Securing your crypto wallet: how to protect your cryptocurrency from hackers and exploits

Updated: Feb 4

Cryptocurrency is still very new, and like all new things, many of us take for granted that our assets are safe because we either put them in a wallet or hold them on a popular exchange. Nothing could be further from the truth. Scammers have been known to get away with hundreds of thousands if not millions from even experienced wallet owners. Below I walk you through several ways on how you can ensure your crypto assets are safe from scammers.


Securing your Internet

Even if you're on your own home network, it's good practice to use a VPN as this ensures your browsing activity is safe and private. Avoid using public wifi - these are rife with scammers. In the past I've had to deal with with a laptop that got exposed to a fake wifi service in an airport terminal; the user involved had their banking details exposed as well as their corporate identity. Fortunately they caught it in time, but for a moment there you can imagine how they were feeling!

A cold wallet?

No, we don't need to put our credit card in the freezer. This simply means a device that stores your crypto keys in an offline format. If you aren't busy trading or staking it, it should be in a cold wallet. Some cold wallets allow you to stake directly without needing to risk your assets: this is very handy, but also very limited. A cold wallet is also ideal if you plan to hodl (or Hold On for Dear Life), since it prevents accidental trading or loss due to hacks.

Your seed phrase

Every wallet comes with a recovery phrase called a seed phrase. This is typically 12 or 24 words that refer to your wallet and can be used to recover a lost wallet or to have a copy of the wallet on your phone (for example). The most common kind of scam I see out there asks you for your seed phrase. You might get a link that asks you for your seed phrase, or a kindly support tech reaches out over reddit or twitter (for example) after hearing about your issues with your wallet, and he says "we need your seed phrase to prove you own the wallet" or something similar.
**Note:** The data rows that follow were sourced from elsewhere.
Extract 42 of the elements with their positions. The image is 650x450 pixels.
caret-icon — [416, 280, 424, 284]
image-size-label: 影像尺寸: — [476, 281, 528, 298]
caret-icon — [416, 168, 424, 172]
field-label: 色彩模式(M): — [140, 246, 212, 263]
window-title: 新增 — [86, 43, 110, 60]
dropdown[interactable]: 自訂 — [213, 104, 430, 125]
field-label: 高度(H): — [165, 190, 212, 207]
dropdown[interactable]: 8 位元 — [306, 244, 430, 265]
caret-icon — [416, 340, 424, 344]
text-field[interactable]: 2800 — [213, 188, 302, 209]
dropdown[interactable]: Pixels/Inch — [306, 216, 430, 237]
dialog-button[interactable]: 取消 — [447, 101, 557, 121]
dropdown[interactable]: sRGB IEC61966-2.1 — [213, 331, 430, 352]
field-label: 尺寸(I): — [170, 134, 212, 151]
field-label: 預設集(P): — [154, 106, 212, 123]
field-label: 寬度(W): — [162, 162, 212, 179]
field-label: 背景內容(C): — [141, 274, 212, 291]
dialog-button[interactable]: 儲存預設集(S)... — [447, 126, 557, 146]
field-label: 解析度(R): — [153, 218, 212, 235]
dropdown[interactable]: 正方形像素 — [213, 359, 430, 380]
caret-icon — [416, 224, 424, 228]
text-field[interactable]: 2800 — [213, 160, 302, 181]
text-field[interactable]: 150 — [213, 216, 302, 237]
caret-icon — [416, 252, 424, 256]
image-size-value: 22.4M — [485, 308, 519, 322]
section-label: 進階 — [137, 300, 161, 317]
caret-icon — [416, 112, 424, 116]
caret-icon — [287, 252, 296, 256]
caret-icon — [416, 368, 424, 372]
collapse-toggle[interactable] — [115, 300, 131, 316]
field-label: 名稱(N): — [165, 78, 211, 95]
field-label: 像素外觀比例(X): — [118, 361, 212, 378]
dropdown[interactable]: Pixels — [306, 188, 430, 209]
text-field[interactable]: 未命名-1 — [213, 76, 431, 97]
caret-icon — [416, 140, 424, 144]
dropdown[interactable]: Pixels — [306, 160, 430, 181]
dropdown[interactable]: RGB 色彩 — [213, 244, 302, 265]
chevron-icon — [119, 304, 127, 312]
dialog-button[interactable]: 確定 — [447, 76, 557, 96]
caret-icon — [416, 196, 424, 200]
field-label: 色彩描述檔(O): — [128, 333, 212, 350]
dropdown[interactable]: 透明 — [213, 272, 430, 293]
Say it with me: "Nobody needs my seed phrase. If I hand out my seed phrase, I am giving away every asset in that wallet. I will treat my seed phrase as my golden ticket."

Elon Musk does not want to give you BitCoin!

There an increasing amount of sites and YouTube videos around that claim Elon Musk or Michael Saylor (or any other celeb out there) wants to gift you some Bitcoin, Ethereum, or other legit crypto. All you need to do is give them a half of what you want back. Here's an example:

Both people in the video clip are real: Anthony Pompliano is a genuine YouTuber that brings daily news shows with legit content; Michael Saylor is the CEO of MicroStrategy and very well known for his work on Bitcoin. But the offer is the scam: you won't get any eth or bitcoin back; you'll only lose whatever you send. Or worse: the website (covered here) may even require you to attach your wallet directly (see above for more details on that scam).

Wrapping up...

I hope these simple tips help you increase your crypto asset security. Be vigilant, and if you're in doubt, ask someone you trust.